Samuel Gardner Welles (1913–1981) was an American journalist for TIME magazine, author of Profile of Europe, and connected Whittaker Chambers to Raymond E. Murphy, whose investigation helped lead to Alger Hiss's departure from the State Department.

==Background==

Samuel Gardner Welles was born in 1913. According to Chambers, "Samuel Gardner Welles... was the son of a reverend Episcopal clergyman (died 1940) and brother of bishop." His parents were Samuel Gardner Welles and Mabel De Geer of Cincinnati, Ohio; his brother was Edward Randolph Welles (1907–1991). In 1935, he graduated from Princeton University and was a Rhodes Scholar.

==Career==

By the late 1930s, Welles was part of a group of young writers, many of them Herald Tribune employees and led by Isabel Paterson.

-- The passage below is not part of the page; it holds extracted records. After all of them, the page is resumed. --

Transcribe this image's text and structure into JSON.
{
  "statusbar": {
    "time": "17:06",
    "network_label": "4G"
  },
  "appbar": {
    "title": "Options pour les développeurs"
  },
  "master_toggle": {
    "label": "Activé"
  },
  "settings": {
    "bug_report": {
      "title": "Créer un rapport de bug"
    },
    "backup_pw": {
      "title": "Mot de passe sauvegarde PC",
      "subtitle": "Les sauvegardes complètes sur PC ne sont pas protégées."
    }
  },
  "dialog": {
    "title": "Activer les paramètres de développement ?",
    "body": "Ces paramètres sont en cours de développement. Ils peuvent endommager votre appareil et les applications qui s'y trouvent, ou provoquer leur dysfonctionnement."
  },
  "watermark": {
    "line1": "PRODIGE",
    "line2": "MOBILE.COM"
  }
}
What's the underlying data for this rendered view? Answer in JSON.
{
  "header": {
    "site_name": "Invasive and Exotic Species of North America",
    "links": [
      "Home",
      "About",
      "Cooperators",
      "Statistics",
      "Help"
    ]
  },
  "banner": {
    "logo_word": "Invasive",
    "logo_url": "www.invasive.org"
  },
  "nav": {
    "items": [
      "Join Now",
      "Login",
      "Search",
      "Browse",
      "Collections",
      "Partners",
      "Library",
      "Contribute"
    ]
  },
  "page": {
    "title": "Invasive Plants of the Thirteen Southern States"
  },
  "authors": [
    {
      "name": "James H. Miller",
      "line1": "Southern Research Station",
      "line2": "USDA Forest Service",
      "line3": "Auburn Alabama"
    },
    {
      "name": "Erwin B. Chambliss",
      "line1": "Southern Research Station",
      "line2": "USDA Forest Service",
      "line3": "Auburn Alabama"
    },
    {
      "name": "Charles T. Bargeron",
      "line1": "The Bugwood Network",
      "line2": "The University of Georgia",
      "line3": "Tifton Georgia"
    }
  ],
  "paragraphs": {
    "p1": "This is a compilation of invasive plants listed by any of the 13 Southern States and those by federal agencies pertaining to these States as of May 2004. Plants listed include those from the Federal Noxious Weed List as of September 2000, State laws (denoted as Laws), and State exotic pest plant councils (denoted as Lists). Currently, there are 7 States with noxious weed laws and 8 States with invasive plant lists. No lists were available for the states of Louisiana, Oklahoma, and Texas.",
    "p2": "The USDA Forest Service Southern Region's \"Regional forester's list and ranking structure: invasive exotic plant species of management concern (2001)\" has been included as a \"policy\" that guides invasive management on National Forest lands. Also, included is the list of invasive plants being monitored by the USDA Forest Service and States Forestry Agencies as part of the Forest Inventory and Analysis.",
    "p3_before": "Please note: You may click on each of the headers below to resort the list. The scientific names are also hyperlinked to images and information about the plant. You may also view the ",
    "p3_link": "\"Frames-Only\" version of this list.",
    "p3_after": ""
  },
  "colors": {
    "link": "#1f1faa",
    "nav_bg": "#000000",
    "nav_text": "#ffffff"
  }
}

During World War II, Welles left TIME and joined the United States Department of State. In 1942, Welles put special investigator Raymond E. Murphy in touch with his TIME colleague Whittaker Chambers. (Murphy's investigations led to a report against Alger Hiss, who subsequently left State.) By 1944, Welles was serving as special assistant to H.E. John Gilbert Winant, US Ambassador to the United Kingdom.

Welles was a career journalist at TIME and LIFE. In 1947, Welles interviewed Polish Prince Prince Christopher Radziwill (Krzysztof Mikołaj Radziwiłł) while he was an associate editor and foreign news writer, based in Europe. In 1949, Welles visited Burma, which he described as "most distressful country that ever I have seen." In 1954, he was Chicago bureau chief for TIME, during which period he interviewed the Archbishop of Canterbury, Geoffrey Fisher. In 1959, he was a senior editor at LIFE.

==Personal life and death==

Welles married Margery Miller; they had a daughter and two sons.

Samuel Gardner Welles aged 67 or 68 died in 1981.

==Works==

While stationed in Europe for TIME, Welles wrote Profile of Europe, noted by Kirkus Reviews for its "informed viewpoints." More than half the book is on the USSR.